In a nine-page decision issued Monday June 10, Southampton Town Supervisor Jay Schneiderman concluded that the petition to incorporate the village, submitted April 3, does not meet the legal requirements because 34 people on the list of regular inhabitants have been found to be deceased.
“In the case law that I reviewed particularly for the second department, which is the jurisdiction where Southampton is located, it was clear that an inaccurate list does not qualify,” Schneiderman said. “Cases with far fewer deceased individuals were ruled to be inaccurate and ineligible for incorporation vote.”
The supervisor wanted to ensure a decision he made abided by the law, so it would be sustained if it were challenged, although the exploratory committee would have that option should it choose to take Schneiderman’s ruling to court. Petitioners have 30 days to challenge the decision.
“It’s very well researched,” Schneiderman said. “In the second department it’s shown to be a deal-breaker, even though in the third department — upstate New York — it’s OK; they have interpreted the law differently. The presence of deceased individuals here makes it inaccurate.”
The committee also has the option to refile with an accurate list. The same signatures can be resubmitted, but the group would have to ensure a “due diligent, demonstrated good-faith effort that the list is complete and accurate,” according to Schneiderman.
To do this would require the use of available records, like obituaries or governmental databases. It used to be that the Board of Elections requested death certificates from the town clerk, according to Schneiderman, to cull its own records. He said that no longer happens. The issue, is that the clerk cannot release death certificates to anyone without a valid governmental purpose, so the supervisor does not believe the records can be released to a group trying to incorporate.
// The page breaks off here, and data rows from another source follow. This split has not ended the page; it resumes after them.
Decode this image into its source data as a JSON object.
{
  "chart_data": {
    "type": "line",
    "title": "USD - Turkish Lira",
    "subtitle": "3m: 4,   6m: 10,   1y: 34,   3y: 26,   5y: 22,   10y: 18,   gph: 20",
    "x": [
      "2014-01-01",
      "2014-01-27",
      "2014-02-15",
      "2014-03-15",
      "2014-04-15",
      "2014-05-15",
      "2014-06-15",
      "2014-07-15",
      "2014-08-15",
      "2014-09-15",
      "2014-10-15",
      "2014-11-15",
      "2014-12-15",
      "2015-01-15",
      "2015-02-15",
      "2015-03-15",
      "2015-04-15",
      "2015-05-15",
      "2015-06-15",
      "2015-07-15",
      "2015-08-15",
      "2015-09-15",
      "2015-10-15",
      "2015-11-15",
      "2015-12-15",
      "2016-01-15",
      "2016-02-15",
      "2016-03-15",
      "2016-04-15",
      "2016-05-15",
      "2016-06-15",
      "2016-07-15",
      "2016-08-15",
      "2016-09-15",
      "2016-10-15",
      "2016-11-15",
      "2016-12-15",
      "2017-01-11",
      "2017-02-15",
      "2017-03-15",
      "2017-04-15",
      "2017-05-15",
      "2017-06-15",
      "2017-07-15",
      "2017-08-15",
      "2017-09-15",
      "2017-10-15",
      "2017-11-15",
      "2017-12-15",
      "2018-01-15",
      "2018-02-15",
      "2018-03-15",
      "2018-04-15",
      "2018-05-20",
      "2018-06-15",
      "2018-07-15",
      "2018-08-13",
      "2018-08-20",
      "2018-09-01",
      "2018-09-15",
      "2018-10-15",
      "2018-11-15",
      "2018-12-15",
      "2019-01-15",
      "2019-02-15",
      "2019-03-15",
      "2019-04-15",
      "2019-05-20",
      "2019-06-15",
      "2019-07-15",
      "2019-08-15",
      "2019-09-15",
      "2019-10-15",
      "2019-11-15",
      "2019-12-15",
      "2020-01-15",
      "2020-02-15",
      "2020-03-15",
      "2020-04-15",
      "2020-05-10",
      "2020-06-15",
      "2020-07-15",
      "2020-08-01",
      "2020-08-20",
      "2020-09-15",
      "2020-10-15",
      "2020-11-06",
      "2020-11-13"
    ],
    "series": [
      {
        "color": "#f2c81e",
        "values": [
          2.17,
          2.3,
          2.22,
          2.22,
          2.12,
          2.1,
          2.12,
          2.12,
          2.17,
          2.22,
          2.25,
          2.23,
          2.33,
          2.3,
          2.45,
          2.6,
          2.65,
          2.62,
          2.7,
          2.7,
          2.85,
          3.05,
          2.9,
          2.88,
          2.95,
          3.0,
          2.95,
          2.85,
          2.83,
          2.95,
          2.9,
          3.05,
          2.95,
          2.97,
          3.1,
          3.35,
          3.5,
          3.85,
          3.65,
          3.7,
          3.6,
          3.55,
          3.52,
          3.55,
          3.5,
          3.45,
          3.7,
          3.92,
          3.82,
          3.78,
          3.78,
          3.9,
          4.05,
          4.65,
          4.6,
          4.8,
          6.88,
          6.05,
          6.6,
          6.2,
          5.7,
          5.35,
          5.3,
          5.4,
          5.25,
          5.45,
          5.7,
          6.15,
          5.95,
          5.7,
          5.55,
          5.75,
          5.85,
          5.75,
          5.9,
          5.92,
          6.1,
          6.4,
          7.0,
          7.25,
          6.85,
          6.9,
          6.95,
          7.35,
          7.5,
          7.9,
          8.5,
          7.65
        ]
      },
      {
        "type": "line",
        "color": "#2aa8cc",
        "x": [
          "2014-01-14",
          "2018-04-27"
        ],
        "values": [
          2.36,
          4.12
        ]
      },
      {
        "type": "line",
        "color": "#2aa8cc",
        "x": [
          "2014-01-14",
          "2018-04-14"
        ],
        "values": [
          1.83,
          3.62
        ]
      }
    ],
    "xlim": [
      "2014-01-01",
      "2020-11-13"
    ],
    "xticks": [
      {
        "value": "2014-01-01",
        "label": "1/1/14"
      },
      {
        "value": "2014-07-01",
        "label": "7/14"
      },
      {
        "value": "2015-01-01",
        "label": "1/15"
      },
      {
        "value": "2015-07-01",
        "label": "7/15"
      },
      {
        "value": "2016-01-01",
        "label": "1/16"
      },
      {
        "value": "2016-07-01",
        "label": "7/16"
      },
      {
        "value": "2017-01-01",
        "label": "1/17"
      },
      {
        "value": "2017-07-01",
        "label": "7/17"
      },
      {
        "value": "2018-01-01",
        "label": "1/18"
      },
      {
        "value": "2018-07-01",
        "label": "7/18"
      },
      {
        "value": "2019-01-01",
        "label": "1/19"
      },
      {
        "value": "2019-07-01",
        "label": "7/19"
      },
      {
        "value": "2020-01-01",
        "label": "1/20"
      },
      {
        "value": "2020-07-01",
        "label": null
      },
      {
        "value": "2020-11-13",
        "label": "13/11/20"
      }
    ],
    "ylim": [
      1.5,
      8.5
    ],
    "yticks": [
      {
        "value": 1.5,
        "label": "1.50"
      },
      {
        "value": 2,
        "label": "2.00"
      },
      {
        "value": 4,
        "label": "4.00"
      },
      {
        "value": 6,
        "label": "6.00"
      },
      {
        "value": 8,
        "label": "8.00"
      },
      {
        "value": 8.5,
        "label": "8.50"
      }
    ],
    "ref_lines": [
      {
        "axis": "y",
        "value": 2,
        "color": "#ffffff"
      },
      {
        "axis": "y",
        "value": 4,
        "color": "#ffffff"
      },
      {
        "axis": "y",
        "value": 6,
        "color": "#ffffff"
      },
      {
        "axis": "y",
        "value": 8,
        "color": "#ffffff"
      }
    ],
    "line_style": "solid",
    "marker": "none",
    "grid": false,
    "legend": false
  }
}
“That in essence is the problem,” Schneiderman said. “They took the Board of Elections list and said these are the people that live in the area, but the Board of Elections hasn’t been purging the list. In the Town of Southampton there are probably thousands of individuals as registered to vote that are no longer with us, and that’s a problem.”
In an email, Dave Celi, one of the committee’s co-chairs, said, “We are discussing the best course of action with our attorney to move this process forward to allow the people of East Quogue to have a vote about incorporation.”
He said he believed that having a less than 1% error in the number of inhabitants over the two-year process “is not a valid reason to deny our petition.”
The supervisor said he did not support many of the objections brought forth at two separate hearings on the sufficiency of the petition, saying the burden of proof is on the objectors. For instance, he said he received tons of complaints about individuals on the list no longer residing in the area, and received printouts from whitepages.com as proof, showing the name of an individual with a different address. He said he did not find that met the standard for proof.
What was met though, regardless of the list of regular inhabitants being inaccurate, was that the signatures on the petition were not obtained based upon misinformation, and the petition is signed by at least 20 percent of residents in the proposed new village qualified to vote for town officers.
“I felt this was the only decision I could make based on the facts and the law,” Schneiderman said. “It doesn’t matter whether I think incorporation is a good idea or not, whether I think people should be entitled to a vote. I tried to be as impartial a referee as possible. This is the law, the body of law, the framework of laws around me, and it doesn’t meet the criteria. There was no other conclusion I could come to.”